Former National leader Todd Muller admits the prospect of becoming a minister after the election tempted him to stay in politics.
But the Bay of Plenty MP ultimately decided to leave Parliament and last night delivered his valedictory statement, drawing his nine-year political career to a close.
Despite recent polls suggesting National and ACT could comfortably form a government in October, Muller does not doubt his decision to leave.
Highlighting the intense workload and demanding hours required of ministers, Muller said: "That kind of lifestyle is not something I want to put my hand up for.
"If you're not going to put your hand up to sit around a Cabinet table, in my view, you step out and let someone else do it," he said.
Muller, however, admitted the prospect of becoming minister of his portfolios, agriculture and climate change, had tempted him to stay.
"It certainly was tempting, because Christopher [Luxon] had asked me to do those portfolios. I had a real sense that if we had won ... or do win in October, and I was still around that I would be given those portfolios. I mean, you never can be sure, but that was sort of my deep sense of it.
"When a leader trusts you to bring the best of you to a role like that, I think part of that is bringing your own self-awareness as to whether you can do the role to the requisite level for the extended period that you need to, it's not just doing it well, for three months, it's doing it well for three years. And like I say, I've decided to step back and let others have a go."
Muller is not leaving Parliament with regrets, saying "I ... feel at peace that ... I've done my best."

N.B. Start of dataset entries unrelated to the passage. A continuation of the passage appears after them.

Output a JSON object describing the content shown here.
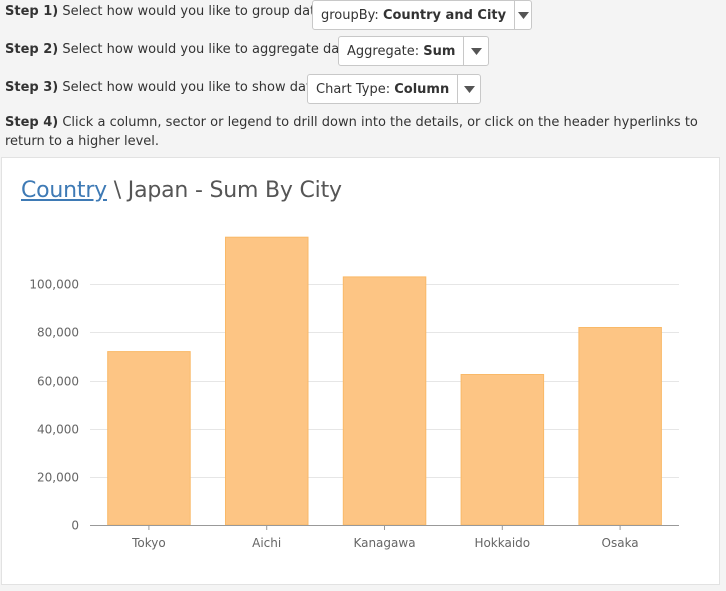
{
  "steps": {
    "step1": {
      "label": "Step 1)",
      "text": "Select how would you like to group data."
    },
    "step2": {
      "label": "Step 2)",
      "text": "Select how would you like to aggregate data."
    },
    "step3": {
      "label": "Step 3)",
      "text": "Select how would you like to show data."
    },
    "step4": {
      "label": "Step 4)",
      "text": "Click a column, sector or legend to drill down into the details, or click on the header hyperlinks to return to a higher level."
    }
  },
  "controls": {
    "group_by": {
      "prefix": "groupBy:",
      "value": "Country and City"
    },
    "aggregate": {
      "prefix": "Aggregate:",
      "value": "Sum"
    },
    "chart_type": {
      "prefix": "Chart Type:",
      "value": "Column"
    }
  },
  "header": {
    "link": "Country",
    "rest": "\\ Japan - Sum By City"
  },
  "colors": {
    "bar_fill": "#fdc584",
    "bar_stroke": "#f9b968",
    "link": "#3e7ab5",
    "grid": "#e6e6e6"
  },
  "chart_data": {
    "type": "bar",
    "title": "Country \\ Japan - Sum By City",
    "categories": [
      "Tokyo",
      "Aichi",
      "Kanagawa",
      "Hokkaido",
      "Osaka"
    ],
    "values": [
      72000,
      119500,
      103000,
      62500,
      82000
    ],
    "ylim": [
      0,
      120000
    ],
    "yticks": [
      0,
      20000,
      40000,
      60000,
      80000,
      100000
    ],
    "ytick_labels": [
      "0",
      "20,000",
      "40,000",
      "60,000",
      "80,000",
      "100,000"
    ],
    "xlabel": "",
    "ylabel": "",
    "grid": true,
    "legend": "none"
  }
}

But he did struggle with regrets when he stepped down as leader of the National Party in 2020.
Muller resigned after 53 days in the job due to a mental health breakdown.
"In fact, when I came back from that experience, after the 2020 election, there was an extended period, where I found it intensely difficult, because you're surrounded by all sorts of triggers and experiences that reminded me of the time ... back then, I just couldn't help but replaying it all.
"If you spend too much time reflecting on those tough times you drag yourself down. So I just had to work through it and got myself actually to a really good position, which of course made the decision to step down, when I had climate and agriculture, all that more difficult, but didn't change the fact that it's the right decision."
Since returning to Parliament after the 2020 election, Muller has been frank about his struggles with mental health.
He never expected to become a prominent voice for mental health.
"It is a little, at times, surreal to leave here, and have my phone buzzing with people thanking me for my contribution in mental health above all else. And, you know, that's interesting, isn't it? You come into politics to help and assist ... sometimes it unfolds in a way that you didn't expect."
Muller is coy about his next steps but signalled he would continue to focus on agriculture, seafood and mental health.
"I'm quietly confident a couple of things will come up to keep me busy."